For manufacturers, the company is able to provide them with customer insights regarding their products, including demographics into where their products are popular. 123 Baby Box is also working with them to launch new products through its boxes as well as advertising opportunities.

Baby products is a huge market — $29 billion in the U.S. alone — so as you can imagine, 123 Baby Box is not the only company creating subscription boxes for parents.
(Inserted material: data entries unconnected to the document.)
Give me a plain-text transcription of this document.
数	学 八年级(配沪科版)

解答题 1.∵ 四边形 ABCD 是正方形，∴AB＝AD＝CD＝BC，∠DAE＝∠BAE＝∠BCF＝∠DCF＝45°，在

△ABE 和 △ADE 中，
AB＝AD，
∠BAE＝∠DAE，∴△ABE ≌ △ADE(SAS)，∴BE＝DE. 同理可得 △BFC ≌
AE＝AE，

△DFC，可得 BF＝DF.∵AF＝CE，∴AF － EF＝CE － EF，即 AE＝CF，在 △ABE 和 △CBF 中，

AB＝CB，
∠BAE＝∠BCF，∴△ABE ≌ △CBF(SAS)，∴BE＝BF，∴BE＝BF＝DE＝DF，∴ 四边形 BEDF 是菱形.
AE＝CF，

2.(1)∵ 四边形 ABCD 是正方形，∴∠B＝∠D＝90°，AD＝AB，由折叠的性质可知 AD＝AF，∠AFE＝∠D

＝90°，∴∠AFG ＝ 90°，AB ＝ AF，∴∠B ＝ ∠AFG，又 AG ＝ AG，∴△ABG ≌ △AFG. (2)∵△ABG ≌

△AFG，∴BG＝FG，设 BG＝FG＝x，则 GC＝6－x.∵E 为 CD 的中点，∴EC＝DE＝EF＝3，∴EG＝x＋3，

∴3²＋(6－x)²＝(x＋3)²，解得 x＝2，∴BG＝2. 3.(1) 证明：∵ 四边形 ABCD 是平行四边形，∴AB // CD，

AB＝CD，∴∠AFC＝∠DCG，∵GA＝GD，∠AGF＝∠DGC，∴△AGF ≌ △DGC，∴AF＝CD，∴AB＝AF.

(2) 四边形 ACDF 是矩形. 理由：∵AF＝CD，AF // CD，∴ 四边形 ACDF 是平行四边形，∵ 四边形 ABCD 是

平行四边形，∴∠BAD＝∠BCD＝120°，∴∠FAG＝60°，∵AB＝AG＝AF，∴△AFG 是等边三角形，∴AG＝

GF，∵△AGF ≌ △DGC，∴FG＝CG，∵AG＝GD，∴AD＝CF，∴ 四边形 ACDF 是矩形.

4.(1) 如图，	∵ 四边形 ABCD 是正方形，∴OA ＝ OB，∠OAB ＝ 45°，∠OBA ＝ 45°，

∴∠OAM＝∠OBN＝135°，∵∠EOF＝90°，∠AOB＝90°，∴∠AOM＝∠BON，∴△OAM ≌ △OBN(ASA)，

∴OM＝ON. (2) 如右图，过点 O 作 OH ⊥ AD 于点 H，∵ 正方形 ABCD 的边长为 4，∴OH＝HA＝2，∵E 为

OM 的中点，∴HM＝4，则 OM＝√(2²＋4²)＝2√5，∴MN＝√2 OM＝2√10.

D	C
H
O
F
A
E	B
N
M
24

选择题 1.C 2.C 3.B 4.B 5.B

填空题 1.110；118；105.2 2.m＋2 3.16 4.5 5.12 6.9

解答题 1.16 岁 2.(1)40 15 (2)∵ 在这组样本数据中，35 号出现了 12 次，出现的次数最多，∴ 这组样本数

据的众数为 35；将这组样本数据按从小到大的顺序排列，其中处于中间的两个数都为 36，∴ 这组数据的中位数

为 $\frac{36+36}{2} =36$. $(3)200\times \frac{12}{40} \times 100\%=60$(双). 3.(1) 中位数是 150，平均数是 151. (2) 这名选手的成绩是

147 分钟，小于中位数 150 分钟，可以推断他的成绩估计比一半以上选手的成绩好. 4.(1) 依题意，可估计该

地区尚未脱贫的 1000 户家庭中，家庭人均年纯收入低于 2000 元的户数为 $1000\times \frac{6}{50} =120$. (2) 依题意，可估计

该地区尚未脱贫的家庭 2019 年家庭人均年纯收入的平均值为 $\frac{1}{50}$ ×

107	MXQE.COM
Bahadur said the company’s closest competitor is baby subscription box company Lovevery, which has raised $126 million in venture-backed funding since it was founded in 2015.

Explaining the differences between 123 Baby Box and Lovevery, Bahadur explained that Lovevery sends wooden toys on a two-month interval, while her company’s boxes are tailored to the baby’s age and developmental stage.

“Our niche is evergreen,” Bahadur added. “Our convenient subscription service not only brings the hottest and most unique products, but also the useful ones and must-haves as well.”

Bahadur learned early-on just how needed 123 Baby Box was to parents. Not only did she win first place in one of UC Irvine’s startup competitions, she got an acquisition offer eight months after starting the company. She turned it down.

Last year was also filled with a lot of activity: the company grew 245%, tripled its revenue and saw its monthly recurring revenue increase five times over 2021. The company got into the XRC Labs accelerator program and also signed a deal with a large U.S. breast pump distributor to send 123 Baby Box to 1 million of its customers.

123 Baby Box added five employees for a total of nine and now works with well-known baby and child brands, including Fisher-Price, Mattel, Nuby and Goddess Garden.

Though Bahadur had been bootstrapping the company since its launch, after securing the distribution deal, she knew she needed more funds to deliver those boxes, which she was packing out of her parents’ garage.

She decided to go after venture capital, raising $1.2 million in pre-seed funding from an investor group, XRC Labs, Sunstone Fund, Salt Lake City Angels, VC California Crescent fund and angel investors like former Steve Madden executive Mark Friedman and Demos Parneros, former CEO of Barnes and Noble.

The funds will be used to get out of her parents’ garage and into a warehouse, marketing, hiring and inventory. The round will also help 123 Baby Box reach its Series A metrics of $100,000 monthly recurring revenue and hitting the $1 million annual recurring revenue mark, which Bahadur expects to take approximately two years, given the challenging economy.

Up next, the company will build out its four revenue streams: the box itself, an e-commerce store to sell individual products and a loyalty program, product placement fees for manufacturers and suppliers and business-to-business sales so that 123 Baby Box can be part of employee benefits packages. Bahadur said the company already secured its first corporate client in January.

“With this capital we have a 12-month runway, but we’re really trying to extend it out actually to a 20-month runway just to make the money go a little bit further and so we can become sustainable and profitable,” Bahadur said. “We actually will be profitable by the time we raise our next round, which I’m happy about.”